JOSE A. ANDREU GARCIA Juez Presidente EN EL TRIBUNAL SUPREMO DE PUERTO RICO
Carlos Zenón Pedro Zenón Encarnación Cacimar Zenón Encarnación Rafael Rivera Castaño Carmelo Feliz Matta Paul O’Leary Miguel A. Vázquez Antonio Corción CT 2001-1 Solicitud de María A. Torres Román Certificación Rosa H. García Torres Regalado Miró Corcino Sandra I. Reyes Echevarría
Juan R. Melecio, Presidente, Lcdo. Carlos López, Comisionado PPD; Pedro Figueroa, Comisionado PNP; Damaris Mangual, Comisionada PIP; Comisión Estatal de Elecciones; Estado Libre Asociado de Puerto Rico
SENTENCIA
San Juan, Puerto Rico, a 5 de noviembre de 2001
Por los fundamentos expuestos en la Opinión que antecede, la cual se hace formar parte íntegra de la presente, se dicta sentencia revocando aquella dictada por el Tribunal de Primera Instancia el 15 de octubre de 2001, y se decreta la desestimación de la petición presentada ante dicho Tribunal en todas sus partes.
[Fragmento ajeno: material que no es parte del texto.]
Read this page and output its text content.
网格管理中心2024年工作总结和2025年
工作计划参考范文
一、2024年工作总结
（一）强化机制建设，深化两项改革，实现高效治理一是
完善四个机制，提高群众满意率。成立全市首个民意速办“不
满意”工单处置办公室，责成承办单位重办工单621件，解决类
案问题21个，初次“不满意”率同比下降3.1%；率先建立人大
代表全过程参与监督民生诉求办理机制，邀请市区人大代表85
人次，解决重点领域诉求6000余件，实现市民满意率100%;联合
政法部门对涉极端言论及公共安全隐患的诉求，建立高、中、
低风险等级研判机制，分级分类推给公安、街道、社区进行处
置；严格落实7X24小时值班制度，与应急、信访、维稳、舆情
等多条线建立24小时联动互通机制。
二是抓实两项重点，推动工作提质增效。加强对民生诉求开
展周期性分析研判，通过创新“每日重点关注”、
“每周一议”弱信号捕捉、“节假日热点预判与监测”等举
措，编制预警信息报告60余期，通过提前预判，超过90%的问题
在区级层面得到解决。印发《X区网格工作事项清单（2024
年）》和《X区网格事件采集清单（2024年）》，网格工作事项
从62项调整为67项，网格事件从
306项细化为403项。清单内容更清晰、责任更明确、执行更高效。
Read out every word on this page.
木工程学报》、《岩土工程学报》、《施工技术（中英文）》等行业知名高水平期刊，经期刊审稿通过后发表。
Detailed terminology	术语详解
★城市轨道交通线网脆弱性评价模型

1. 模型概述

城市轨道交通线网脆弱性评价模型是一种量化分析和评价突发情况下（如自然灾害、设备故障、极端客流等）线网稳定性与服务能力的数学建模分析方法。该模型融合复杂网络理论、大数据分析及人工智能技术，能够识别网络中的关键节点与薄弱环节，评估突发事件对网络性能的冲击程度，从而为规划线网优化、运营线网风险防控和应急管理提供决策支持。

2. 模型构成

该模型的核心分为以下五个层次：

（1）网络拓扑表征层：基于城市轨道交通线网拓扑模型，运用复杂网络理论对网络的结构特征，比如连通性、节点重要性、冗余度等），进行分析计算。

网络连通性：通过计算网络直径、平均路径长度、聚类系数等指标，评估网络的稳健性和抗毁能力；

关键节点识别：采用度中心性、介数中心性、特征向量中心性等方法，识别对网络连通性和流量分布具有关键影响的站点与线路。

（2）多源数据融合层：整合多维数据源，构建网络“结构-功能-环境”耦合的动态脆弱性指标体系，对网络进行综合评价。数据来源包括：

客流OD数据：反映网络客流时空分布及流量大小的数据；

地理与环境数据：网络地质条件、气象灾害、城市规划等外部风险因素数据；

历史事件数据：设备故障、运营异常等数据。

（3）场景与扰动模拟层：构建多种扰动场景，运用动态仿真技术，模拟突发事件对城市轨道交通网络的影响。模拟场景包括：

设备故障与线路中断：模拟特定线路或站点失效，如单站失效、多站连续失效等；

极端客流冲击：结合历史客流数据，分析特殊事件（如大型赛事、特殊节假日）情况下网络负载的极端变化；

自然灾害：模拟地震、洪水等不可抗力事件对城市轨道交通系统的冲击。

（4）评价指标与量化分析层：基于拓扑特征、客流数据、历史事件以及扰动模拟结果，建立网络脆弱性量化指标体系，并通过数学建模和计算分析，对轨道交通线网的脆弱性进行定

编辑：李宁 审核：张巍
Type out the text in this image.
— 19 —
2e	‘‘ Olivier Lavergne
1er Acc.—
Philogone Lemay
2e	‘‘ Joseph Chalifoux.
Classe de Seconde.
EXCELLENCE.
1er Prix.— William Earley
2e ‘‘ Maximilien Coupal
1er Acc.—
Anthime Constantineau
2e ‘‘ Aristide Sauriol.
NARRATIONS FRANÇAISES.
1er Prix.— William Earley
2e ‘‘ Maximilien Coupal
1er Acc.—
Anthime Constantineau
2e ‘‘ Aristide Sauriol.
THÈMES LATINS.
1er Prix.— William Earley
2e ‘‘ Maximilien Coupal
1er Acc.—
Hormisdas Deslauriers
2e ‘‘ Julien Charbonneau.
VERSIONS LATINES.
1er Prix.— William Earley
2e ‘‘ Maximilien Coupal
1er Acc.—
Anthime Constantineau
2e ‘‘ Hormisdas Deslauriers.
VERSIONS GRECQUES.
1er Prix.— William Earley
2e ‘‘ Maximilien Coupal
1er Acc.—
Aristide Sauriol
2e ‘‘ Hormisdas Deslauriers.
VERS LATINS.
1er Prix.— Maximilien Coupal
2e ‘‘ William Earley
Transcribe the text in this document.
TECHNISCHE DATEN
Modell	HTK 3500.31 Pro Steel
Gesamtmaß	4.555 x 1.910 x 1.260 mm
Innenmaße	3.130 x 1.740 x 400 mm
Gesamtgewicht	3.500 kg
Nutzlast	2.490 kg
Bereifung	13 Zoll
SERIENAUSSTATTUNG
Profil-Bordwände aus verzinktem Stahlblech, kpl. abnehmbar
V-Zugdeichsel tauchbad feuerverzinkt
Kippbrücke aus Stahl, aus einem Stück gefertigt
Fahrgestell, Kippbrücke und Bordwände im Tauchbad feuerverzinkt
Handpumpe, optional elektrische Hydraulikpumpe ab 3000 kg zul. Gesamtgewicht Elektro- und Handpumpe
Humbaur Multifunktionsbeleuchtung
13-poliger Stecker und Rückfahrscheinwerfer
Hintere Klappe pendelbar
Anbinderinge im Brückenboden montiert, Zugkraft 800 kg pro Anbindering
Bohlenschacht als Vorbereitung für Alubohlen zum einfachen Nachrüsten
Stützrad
Lo pronunció y manda el Tribunal y certifica la Secretaria del Tribunal Supremo. El Juez Asociado señor Rivera Pérez concurre en el resultado porque concluye que el Artículo 7 de la Ley Núm. 423 de 27 de octubre de 2000, según enmendada, fue desplazada por la Sección 1503(f)(1) y (2) de la Ley Federal Núm. 106-398, la cual ocupó el campo, por ser las disposiciones de la ley estatal contrarias a las disposiciones del estatuto federal. Véase Louisiana Public Service Com’n v. F.C.C., 476 U.S. 355 (1986). El Congreso Federal estableció en esa sección los requisitos para ser elector en este referéndum, de acuerdo con su autoridad constitucional para regular las elecciones y consultas federales. Véase Art. I, Sec. 4, Cl.1 de la Constitución de Estados Unidos de América; Boroughs v. United States, 290 U.S. 534 (1934); U.S. v. Classic, 313 U.S. 299 (1941); Foster v. Love, 522 U.S. 67 (1997) y Association of Community Organizations for Reform Now v. Miller, 129 F.3d 833 (6th cir., 1997). El criterio sobre elegibilidad de los electores que podrán participar en el referéndum del 6 de noviembre de 2001 está regulado por la ley federal antes citada, la cual dispone que serán elegibles para votar los electores del Municipio de Vieques registrados para votar por el Comisionado Residente en Washington para el 7 de noviembre de 2000, y aquellos que se registraron como electores luego del 7 de noviembre de 2000, pero 180 días antes de la celebración del referéndum. Véase, Foster v. Love, supra. Como consecuencia se podrían recusar los votos de todos aquellos electores viequenses que se hayan inscrito dentro del período de 180 días anteriores al referéndum, o sea, después del 6 de mayo de 2001, y que ejerzan su voto en el mismo.